Relative says Schlenvogt, 37, died in ‘freak’ accident along Upper Michigan road
A snowmobiling trip to Upper Michigan turned tragic early Sunday when a 37-year-old Town of Port Washington man was killed in an accident.
Chad Schlenvogt died about 2 a.m. March 2 in a rural area of Dickinson County, Mich., less than a mile from the Wisconsin state line, according to authorities.
He was driving on the west side of Pine Mountain Road in Breitung Township when he struck a guardrail on the west side of the road, according to the Michigan State Police.
The snowmobile overturned and Schlenvogt was ejected.
A passing motorist found him lying on the shoulder of the road, which is well traveled, probably within minutes of the accident, according to the state police. He was unresponsive, and attempts to revive him were unsuccessful.
The accident has stunned many people in the town and city of Port, where Schlenvogt was well known and his extended family is active in local government.
Schlenvogt’s wife Jenny is the Town of Port Washington clerk, his brother-in-law Jim Rychtik is a town supervisor, and his uncle, Lee Schlenvogt, is the Ozaukee County Board chairman and a former Town of Port chairman.
Schlenvogt was a fixture at Town Board meetings and was a member of the Zoning Board of Appeals.
The accident has also left people shaking their heads in disbelief. Schlenvogt was an experienced snowmobiler, Rychtik said, who knew and respected his limits.
“It was just one of those freak, freak things,” he said. “Everything would have to line up perfectly for him to get hurt, and it did. If he hit an inch over, he’d probably have a big bruise right now and be joking about it.”

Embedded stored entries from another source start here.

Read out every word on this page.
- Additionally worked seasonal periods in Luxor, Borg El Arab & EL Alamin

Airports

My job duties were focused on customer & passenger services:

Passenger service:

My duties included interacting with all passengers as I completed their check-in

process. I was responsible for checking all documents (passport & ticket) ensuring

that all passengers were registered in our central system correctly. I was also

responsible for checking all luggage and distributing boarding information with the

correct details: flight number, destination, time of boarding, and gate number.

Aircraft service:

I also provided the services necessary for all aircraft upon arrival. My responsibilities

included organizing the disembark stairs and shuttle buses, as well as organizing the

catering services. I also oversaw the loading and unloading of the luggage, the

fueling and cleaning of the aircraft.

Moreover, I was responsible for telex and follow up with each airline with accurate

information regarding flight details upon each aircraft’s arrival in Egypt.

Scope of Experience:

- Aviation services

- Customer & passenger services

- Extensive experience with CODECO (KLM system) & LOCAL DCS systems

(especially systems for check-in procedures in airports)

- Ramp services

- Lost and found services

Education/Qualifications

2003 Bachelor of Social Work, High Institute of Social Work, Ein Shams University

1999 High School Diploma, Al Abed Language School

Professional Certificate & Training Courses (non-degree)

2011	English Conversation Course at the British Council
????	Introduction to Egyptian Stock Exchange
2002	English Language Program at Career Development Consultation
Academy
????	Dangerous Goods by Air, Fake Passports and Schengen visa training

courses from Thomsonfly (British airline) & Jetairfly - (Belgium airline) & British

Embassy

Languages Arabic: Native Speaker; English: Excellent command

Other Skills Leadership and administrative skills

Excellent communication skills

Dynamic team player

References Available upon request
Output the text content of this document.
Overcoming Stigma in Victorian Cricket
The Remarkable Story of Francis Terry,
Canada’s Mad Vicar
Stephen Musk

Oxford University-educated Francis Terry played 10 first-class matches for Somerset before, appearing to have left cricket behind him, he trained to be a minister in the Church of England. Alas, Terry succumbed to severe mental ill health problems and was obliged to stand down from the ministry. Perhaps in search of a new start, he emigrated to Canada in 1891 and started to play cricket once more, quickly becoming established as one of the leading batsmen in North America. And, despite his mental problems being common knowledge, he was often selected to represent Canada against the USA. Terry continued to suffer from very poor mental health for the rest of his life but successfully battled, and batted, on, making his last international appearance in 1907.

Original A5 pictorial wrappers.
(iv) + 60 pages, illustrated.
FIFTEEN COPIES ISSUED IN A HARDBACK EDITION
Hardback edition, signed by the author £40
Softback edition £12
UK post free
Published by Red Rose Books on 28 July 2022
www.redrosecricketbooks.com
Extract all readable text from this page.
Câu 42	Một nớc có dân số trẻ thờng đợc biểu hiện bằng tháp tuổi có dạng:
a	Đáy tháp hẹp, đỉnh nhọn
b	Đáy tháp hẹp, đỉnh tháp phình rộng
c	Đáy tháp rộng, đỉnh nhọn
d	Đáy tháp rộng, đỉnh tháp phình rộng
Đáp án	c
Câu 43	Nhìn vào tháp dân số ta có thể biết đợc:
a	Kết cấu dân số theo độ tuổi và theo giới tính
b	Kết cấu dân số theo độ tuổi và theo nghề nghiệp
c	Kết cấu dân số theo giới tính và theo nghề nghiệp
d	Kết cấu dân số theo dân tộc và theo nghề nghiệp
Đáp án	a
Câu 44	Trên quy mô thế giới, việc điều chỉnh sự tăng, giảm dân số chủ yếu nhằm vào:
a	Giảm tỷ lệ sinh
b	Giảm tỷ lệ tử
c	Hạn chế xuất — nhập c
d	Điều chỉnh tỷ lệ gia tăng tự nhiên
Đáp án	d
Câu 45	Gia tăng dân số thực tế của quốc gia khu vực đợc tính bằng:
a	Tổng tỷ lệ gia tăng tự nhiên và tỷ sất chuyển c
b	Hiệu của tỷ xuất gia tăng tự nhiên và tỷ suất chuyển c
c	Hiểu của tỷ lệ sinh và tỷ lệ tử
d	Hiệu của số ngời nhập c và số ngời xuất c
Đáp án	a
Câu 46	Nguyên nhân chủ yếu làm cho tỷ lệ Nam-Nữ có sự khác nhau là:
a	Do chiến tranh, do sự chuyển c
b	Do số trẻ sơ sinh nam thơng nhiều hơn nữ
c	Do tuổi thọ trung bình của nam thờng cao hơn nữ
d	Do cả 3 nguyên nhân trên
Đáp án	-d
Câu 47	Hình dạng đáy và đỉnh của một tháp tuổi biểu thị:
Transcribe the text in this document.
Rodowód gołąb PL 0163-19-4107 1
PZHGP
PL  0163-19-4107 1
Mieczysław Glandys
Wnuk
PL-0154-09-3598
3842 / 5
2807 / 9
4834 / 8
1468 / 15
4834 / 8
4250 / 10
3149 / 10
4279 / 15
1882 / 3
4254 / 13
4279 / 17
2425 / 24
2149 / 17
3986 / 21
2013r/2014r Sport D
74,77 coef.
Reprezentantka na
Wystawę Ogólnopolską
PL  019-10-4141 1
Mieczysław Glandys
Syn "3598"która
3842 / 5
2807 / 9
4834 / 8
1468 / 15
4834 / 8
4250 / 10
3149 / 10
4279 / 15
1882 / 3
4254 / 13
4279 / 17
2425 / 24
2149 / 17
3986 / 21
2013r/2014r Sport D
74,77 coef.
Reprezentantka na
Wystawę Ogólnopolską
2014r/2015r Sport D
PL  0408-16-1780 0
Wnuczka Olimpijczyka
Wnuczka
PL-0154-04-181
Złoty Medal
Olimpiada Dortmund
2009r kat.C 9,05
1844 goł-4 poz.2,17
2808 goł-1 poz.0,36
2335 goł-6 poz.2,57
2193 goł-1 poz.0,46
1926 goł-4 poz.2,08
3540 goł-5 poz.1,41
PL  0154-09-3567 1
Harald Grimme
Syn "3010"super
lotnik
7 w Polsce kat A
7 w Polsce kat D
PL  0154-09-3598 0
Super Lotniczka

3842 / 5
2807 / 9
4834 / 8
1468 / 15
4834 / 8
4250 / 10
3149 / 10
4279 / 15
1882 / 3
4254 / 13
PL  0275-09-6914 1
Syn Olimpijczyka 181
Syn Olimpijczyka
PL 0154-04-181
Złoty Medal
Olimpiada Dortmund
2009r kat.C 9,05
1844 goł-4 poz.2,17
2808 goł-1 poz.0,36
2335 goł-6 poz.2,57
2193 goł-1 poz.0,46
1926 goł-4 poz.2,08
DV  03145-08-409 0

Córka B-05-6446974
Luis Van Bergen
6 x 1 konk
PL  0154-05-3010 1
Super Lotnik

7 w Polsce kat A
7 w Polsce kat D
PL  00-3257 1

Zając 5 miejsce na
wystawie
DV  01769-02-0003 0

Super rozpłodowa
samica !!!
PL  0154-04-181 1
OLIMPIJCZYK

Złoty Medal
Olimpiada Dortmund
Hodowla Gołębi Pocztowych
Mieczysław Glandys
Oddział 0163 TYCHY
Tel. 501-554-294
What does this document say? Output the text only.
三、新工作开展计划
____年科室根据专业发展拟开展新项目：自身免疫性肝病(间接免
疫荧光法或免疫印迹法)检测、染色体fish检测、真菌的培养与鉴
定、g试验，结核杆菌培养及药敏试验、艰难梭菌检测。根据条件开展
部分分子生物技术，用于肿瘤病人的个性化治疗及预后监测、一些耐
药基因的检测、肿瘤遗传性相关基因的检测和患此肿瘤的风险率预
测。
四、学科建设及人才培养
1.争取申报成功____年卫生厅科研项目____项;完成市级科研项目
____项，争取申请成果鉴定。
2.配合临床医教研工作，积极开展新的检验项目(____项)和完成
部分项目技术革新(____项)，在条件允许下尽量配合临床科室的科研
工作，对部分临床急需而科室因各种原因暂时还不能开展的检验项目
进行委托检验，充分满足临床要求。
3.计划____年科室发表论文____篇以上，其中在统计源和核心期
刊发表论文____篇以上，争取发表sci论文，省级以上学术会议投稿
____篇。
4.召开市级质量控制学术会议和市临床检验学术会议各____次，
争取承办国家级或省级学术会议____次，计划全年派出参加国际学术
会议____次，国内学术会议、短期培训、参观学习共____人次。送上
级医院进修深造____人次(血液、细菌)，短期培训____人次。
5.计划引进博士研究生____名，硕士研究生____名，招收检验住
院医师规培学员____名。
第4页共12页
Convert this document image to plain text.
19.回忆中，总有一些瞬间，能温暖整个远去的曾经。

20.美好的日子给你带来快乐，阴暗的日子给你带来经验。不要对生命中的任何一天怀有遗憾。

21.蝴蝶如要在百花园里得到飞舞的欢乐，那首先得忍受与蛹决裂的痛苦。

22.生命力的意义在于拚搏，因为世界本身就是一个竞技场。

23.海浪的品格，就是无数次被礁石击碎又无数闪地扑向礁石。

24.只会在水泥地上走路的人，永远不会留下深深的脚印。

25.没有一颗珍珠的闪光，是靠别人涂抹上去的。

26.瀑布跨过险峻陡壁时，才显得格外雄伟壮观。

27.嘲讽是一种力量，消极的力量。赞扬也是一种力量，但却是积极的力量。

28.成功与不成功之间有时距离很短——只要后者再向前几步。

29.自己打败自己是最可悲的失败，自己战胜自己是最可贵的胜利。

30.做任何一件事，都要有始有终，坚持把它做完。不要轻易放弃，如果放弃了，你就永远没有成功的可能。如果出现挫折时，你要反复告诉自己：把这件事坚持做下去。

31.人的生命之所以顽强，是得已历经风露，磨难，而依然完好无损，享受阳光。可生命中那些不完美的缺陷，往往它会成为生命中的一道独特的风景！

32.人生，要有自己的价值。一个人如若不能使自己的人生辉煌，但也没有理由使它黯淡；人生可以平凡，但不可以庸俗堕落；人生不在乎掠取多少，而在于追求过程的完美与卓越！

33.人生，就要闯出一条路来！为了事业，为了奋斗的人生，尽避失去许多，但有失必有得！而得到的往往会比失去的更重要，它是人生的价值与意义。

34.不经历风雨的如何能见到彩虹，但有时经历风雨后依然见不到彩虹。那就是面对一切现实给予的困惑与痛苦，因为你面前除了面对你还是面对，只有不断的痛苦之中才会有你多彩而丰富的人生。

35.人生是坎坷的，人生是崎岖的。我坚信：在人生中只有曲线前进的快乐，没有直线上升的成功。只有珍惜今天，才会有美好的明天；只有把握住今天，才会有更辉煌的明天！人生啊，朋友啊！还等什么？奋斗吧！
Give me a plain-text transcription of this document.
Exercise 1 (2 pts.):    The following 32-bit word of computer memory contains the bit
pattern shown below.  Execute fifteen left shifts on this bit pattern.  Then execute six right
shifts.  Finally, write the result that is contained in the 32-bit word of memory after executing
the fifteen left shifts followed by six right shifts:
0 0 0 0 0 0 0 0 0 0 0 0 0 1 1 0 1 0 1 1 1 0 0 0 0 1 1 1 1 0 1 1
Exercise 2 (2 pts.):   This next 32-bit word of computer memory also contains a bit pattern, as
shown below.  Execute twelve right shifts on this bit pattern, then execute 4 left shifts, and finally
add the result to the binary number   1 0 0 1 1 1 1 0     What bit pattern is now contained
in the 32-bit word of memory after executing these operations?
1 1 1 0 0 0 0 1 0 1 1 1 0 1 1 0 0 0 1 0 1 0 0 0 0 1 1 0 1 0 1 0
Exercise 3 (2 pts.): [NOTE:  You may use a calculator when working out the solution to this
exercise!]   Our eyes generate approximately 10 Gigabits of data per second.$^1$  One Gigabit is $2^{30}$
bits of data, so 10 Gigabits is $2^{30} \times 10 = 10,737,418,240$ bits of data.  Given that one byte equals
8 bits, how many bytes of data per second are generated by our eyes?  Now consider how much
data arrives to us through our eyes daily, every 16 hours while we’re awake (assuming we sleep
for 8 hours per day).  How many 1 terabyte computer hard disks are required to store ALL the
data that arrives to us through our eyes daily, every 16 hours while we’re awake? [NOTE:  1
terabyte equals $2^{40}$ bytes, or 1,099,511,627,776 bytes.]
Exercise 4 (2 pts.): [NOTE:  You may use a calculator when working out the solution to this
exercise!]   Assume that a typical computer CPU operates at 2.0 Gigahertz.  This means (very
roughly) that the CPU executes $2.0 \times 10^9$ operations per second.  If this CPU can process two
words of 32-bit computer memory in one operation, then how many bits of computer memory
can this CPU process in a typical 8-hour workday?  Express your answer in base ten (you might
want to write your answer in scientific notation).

Schlenvogt wasn’t originally supposed to be up north, Rychtik said. He and a group of friends intended to go snow goose hunting in the southern United States, but the trip was cancelled because of weather.
Schlenvogt and two friends, Tom Didier and Jordy Schwanz, decided to go snowmobiling up north instead, Rychtik said.
“The snow up there is just amazing,” he said.
The trio left for Florence County on Thursday and planned to return Sunday night, Rychtik said.
They arrived late Thursday, then took a 180-mile snowmobile trip to Eagle River on Friday, he said.
On Saturday, they stuck around the cabin, then decided to drive to Pine Mountain Ski Resort about 10 miles from where they were staying to watch a snowmobile hill-climbing contest. They spent the day there.
The group returned to the cabin, then decided to go back to the resort, Rychtik said.
But when they headed back to the cabin, one of the snowmobiles wouldn’t start. Didier and Schwanz decided to ride together, and Schlenvogt drove on ahead, Rychtik said.
Rychtik said he believes Schlenvogt, who was familiar with the area, took a shortcut to bypass a two- to three-mile jog in the snowmobile trail around a ravine. That shortcut apparently took him along Pine Mountain Road, which is a wide road with snow along the edges of the shoulder.
"What happened next is anyone’s guess," Rychtik said.
“I think the ski possibly caught either on a big chunk of snow or the edge of the guardrail,” Rychtik said, pushing the snowmobile up the rail just enough to tip it, ejecting Schlenvogt.
When Didier and Schwanz returned to the cabin, they were surprised that Schlenvogt wasn’t waiting for them, Rychtik said. They tried calling him, but got no answer and started panicking, he said. They thought about going out to look for him, but their snowmobile was out of gas and the truck they had driven wouldn’t start.
“They didn’t have a clue where Chad was,” Rychtik said.
It was only when authorities contacted them later that they discovered what had happened.
Authorities told the family they believe Schlenvogt hit the handlebars when he was ejected, causing his death, Rychtik said.
Rychtik said he does not believe speed was a factor, noting Schlenvogt was found near the snowmobile.
The snowmobile, he added, is intact and operable.
Although the state police said alcohol is believed to have been a factor in the crash, Rychtik said Schlenvogt generally did not drink or drank minimally when driving a snowmobile.
A funeral Mass for Schlenvogt will be held at 7 p.m. Monday at St. Peter of Alcantara Catholic Church in Port Washington.
An education fund for his two young children has been set up at Kohler Credit Union.
A complete obituary for Schlenvogt can be found in this edition of Ozaukee Press.